財形貯蓄を条件にした「財形住宅融資」って、トクですか?
相談者:住宅取得で財形貯蓄を検討し始めた20代会社員 野村翔太さん(仮名、三鷹市)
勤務している会社に財形貯蓄制度があるので、住宅資金準備として積み立てを考えています。メリットや注意点を教えてください。
回答者:ファイナンシャルプランナー 家塚みつを
勤務先で財形貯蓄制度を導入しているなら、迷わず加入することをお勧めします。勧める理由は得だからです。将来に財形住宅融資を受ける場合はもちろん、住宅融資を受けなかった場合についても有利な制度です。なぜ有利かと言えば、制度創設(1971年)の趣旨が「勤労者の財産形成に資するため」で、国もいろいろな面で優遇しているからです。
まず、貯蓄としてみた場合、税制面で優遇措置がとられています。財形貯蓄には一般財形貯蓄、財形年金貯蓄、財形住宅貯蓄の3種類がありますが、このうち財形年金貯蓄、財形住宅貯蓄については元金550万円までは利息が非課税となっています。このため、住宅取得を検討されている場合は、住宅取得資金の払い出しが可能な「財形住宅貯蓄」を選んでください。
つぎに、財形貯蓄を条件にした財形住宅融資を受ける場合、適用金利や融資額など融資条件で民間の住宅ローンより有利な点が多くなっています。
まず、財形住宅融資を受けることのできる条件ですが、財形貯蓄(3種類のどれでも可)を1年以上続け、残高が50万円以上あれば利用可能です。5年以上続けていれば、融資を受けた上で解約して残高を自己資金に充当することもできます。5年以内でも、財形住宅貯蓄なら住宅取得時に残高の一部の払い出しができます。
融資の形としては、勤務先を通じて行う財形転貸融資と、住宅金融機構に申し込む財形機構融資があります。財形転貸融資は勤務先によって融資条件が異なるので、ここでは一般的な住宅金融機構を通じて受ける場合の融資条件についてお話します。
基本的な融資条件ですが、融資額の上限は貯蓄残高の10倍、最高4000万円、所要額の90%まで。ただ、返済負担率(年収に対する返済負担額の割合)の上限が設けられており、年収400万円以下では30%、年収400万円以上では35%となっています。返済期間は10~35年。対象となる住宅の要件は、マンションで専有面積が40~280平方メートル、戸建てで住居面積が70~280平方メートルです。
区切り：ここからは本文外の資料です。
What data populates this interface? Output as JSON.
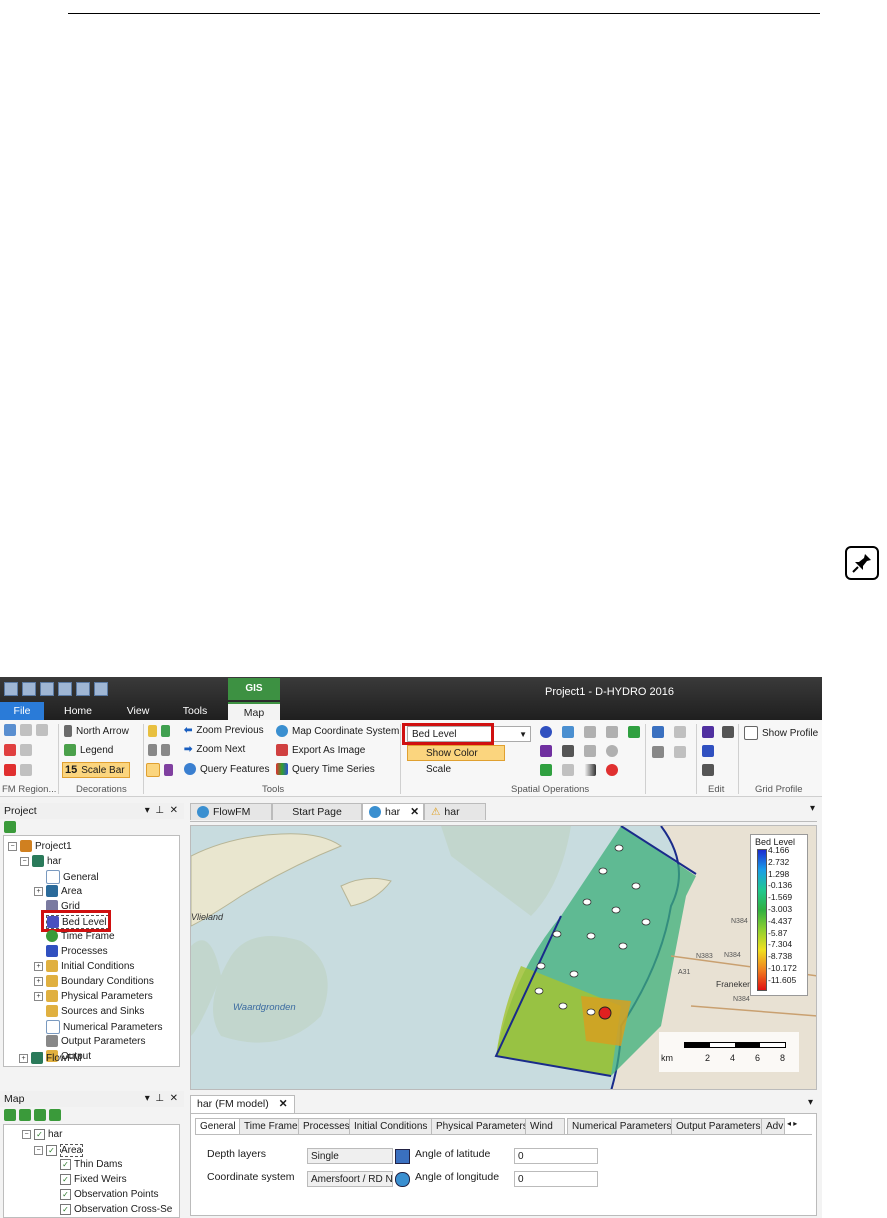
{
  "window": {
    "title": "Project1 - D-HYDRO 2016"
  },
  "ribbon": {
    "tabs": {
      "file": "File",
      "home": "Home",
      "view": "View",
      "tools": "Tools",
      "gis": "GIS",
      "map": "Map"
    },
    "fm_region_label": "FM Region...",
    "decorations": {
      "north_arrow": "North Arrow",
      "legend": "Legend",
      "scale_bar": "Scale Bar",
      "group": "Decorations"
    },
    "tools": {
      "zoom_previous": "Zoom Previous",
      "zoom_next": "Zoom Next",
      "query_features": "Query Features",
      "map_coordinate_system": "Map Coordinate System",
      "export_as_image": "Export As Image",
      "query_time_series": "Query Time Series",
      "group": "Tools"
    },
    "spatial": {
      "dropdown_value": "Bed Level",
      "show_color_scale": "Show Color Scale",
      "group": "Spatial Operations"
    },
    "edit_group": "Edit",
    "grid_profile": {
      "show_profile": "Show Profile",
      "group": "Grid Profile"
    }
  },
  "project_panel": {
    "title": "Project",
    "items": {
      "project1": "Project1",
      "har": "har",
      "general": "General",
      "area": "Area",
      "grid": "Grid",
      "bed_level": "Bed Level",
      "time_frame": "Time Frame",
      "processes": "Processes",
      "initial_conditions": "Initial Conditions",
      "boundary_conditions": "Boundary Conditions",
      "physical_parameters": "Physical Parameters",
      "sources_and_sinks": "Sources and Sinks",
      "numerical_parameters": "Numerical Parameters",
      "output_parameters": "Output Parameters",
      "output": "Output",
      "flowfm": "FlowFM"
    }
  },
  "map_panel": {
    "title": "Map",
    "layers": {
      "har": "har",
      "area": "Area",
      "thin_dams": "Thin Dams",
      "fixed_weirs": "Fixed Weirs",
      "observation_points": "Observation Points",
      "observation_cross": "Observation Cross-Se"
    }
  },
  "document_tabs": {
    "flowfm": "FlowFM",
    "start_page": "Start Page",
    "har": "har",
    "har2": "har"
  },
  "map": {
    "labels": {
      "vlieland": "Vlieland",
      "waardgronden": "Waardgronden",
      "franeker": "Franeker",
      "n384a": "N384",
      "n383": "N383",
      "n384b": "N384",
      "a31": "A31",
      "n384c": "N384"
    },
    "legend": {
      "title": "Bed Level",
      "values": [
        "4.166",
        "2.732",
        "1.298",
        "-0.136",
        "-1.569",
        "-3.003",
        "-4.437",
        "-5.87",
        "-7.304",
        "-8.738",
        "-10.172",
        "-11.605"
      ]
    },
    "scalebar": {
      "unit": "km",
      "ticks": [
        "2",
        "4",
        "6",
        "8"
      ]
    }
  },
  "properties": {
    "title": "har (FM model)",
    "tabs": [
      "General",
      "Time Frame",
      "Processes",
      "Initial Conditions",
      "Physical Parameters",
      "Wind",
      "Numerical Parameters",
      "Output Parameters",
      "Adv"
    ],
    "depth_layers_label": "Depth layers",
    "depth_layers_value": "Single",
    "coordinate_system_label": "Coordinate system",
    "coordinate_system_value": "Amersfoort / RD N",
    "angle_latitude_label": "Angle of latitude",
    "angle_latitude_value": "0",
    "angle_longitude_label": "Angle of longitude",
    "angle_longitude_value": "0"
  }
}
最も重要な金利もお得な設定となっています。「5年固定金利制」という、変形変動金利とでも呼ぶべき独特の金利制度を採用していますが、民間金融機関の変動金利に比べて有利に設定されています。「5年固定金利制」は、5年ごとに金融市場の動向をみて利率を改定しますが、5年間は完全な固定で、途中で市場金利が変動しても影響は受けません。今年6月現在の適用金利は0.97%(次回改定は13年7月1日の予定)で、民間の変動金利並みの水準です。
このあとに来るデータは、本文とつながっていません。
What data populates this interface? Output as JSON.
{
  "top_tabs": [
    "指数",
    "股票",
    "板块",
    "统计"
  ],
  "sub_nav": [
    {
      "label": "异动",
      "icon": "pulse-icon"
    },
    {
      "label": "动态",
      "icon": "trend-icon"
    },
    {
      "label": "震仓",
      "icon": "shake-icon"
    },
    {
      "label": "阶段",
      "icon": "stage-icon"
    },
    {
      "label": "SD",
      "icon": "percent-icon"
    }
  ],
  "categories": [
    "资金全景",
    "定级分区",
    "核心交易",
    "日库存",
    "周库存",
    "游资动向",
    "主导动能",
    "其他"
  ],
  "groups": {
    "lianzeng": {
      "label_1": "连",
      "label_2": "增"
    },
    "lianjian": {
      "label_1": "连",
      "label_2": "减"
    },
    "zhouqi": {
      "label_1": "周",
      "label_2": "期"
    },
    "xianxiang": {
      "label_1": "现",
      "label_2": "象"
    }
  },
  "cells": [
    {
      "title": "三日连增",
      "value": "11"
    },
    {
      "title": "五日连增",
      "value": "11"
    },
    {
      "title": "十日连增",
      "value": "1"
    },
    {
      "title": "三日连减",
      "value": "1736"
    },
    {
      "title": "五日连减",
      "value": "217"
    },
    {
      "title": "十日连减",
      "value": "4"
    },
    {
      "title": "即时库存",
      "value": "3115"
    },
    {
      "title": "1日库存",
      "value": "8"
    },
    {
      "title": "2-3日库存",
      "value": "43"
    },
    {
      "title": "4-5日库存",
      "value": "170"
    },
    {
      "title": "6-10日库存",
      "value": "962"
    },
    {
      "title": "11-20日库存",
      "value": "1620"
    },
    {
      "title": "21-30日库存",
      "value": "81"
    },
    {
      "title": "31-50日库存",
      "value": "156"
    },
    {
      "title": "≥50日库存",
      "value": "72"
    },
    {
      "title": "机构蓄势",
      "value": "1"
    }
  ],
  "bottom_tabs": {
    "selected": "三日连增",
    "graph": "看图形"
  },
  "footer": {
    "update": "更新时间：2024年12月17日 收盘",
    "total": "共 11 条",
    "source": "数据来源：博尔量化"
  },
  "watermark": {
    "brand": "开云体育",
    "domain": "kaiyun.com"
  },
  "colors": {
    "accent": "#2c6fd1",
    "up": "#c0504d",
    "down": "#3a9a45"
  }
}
住宅金融機構に申し込む財形機構融資で注意が必要なのは、勤務先から住宅手当や利子補給などの援助(負担軽減措置)が受けられることが条件になっているので、事前に勤務先に確認しておくことが必要です。
月に1万、ボーナス時に10万で財形貯蓄を始めて、5年続ければ160万円。10倍の1600万円まで融資が受けられるわけですね。でも、これでは足りないのですが、「フラット35」との併用はできるのでしょうか?
住宅金融支援機構と民間金融機関が提携して融資する「フラット35」との併用は可能です。財形住宅融資の上限額4000万円に、「フラット35」の融資上限額8000万円が加わるので、合計1億2000万円まで融資が受けられることになります。ただし、融資条件のひとつとなっている返済負担率(年収に対する返済負担額の割合)の計算には、すべての借入金を合算する必要があるので、実際に1億2000万円まで借りられる人は少ないでしょう。
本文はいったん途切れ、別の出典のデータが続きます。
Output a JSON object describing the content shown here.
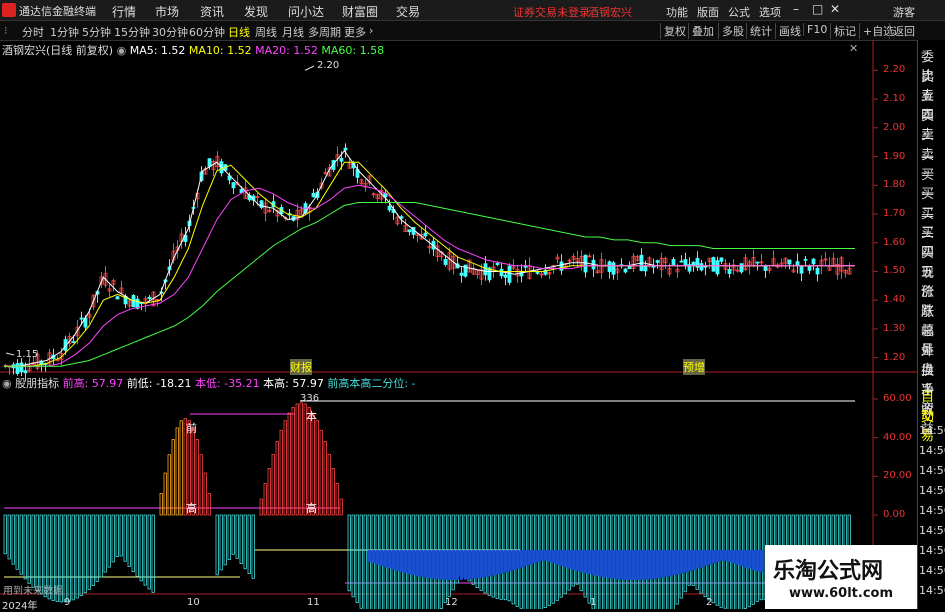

また、財形住宅融資のひとつの特徴として、同じ住宅に同居予定の家族なら複数申し込むことができます。このため、仮に結婚されていて奥様も財形貯蓄に加入していれば、奥様も同じ住宅で財形住宅融資を受けられるので、調達金額は増えることになります。
わかりました。妻とも相談してみましょう。最後に、勤務先を通して融資を受ける財形転貸融資の場合、仮に転職や退職したりしたときに返済で不都合なことはないでしょうか?
転貸融資は勤務先を通じて融資を受ける形なので、本来は退職したときには借入金の残額を一括返済する必要があります。しかし、実際上は難しいケースが多いので、所定の手続きをすれば継続して返済ができるようになっています。 ご安心ください。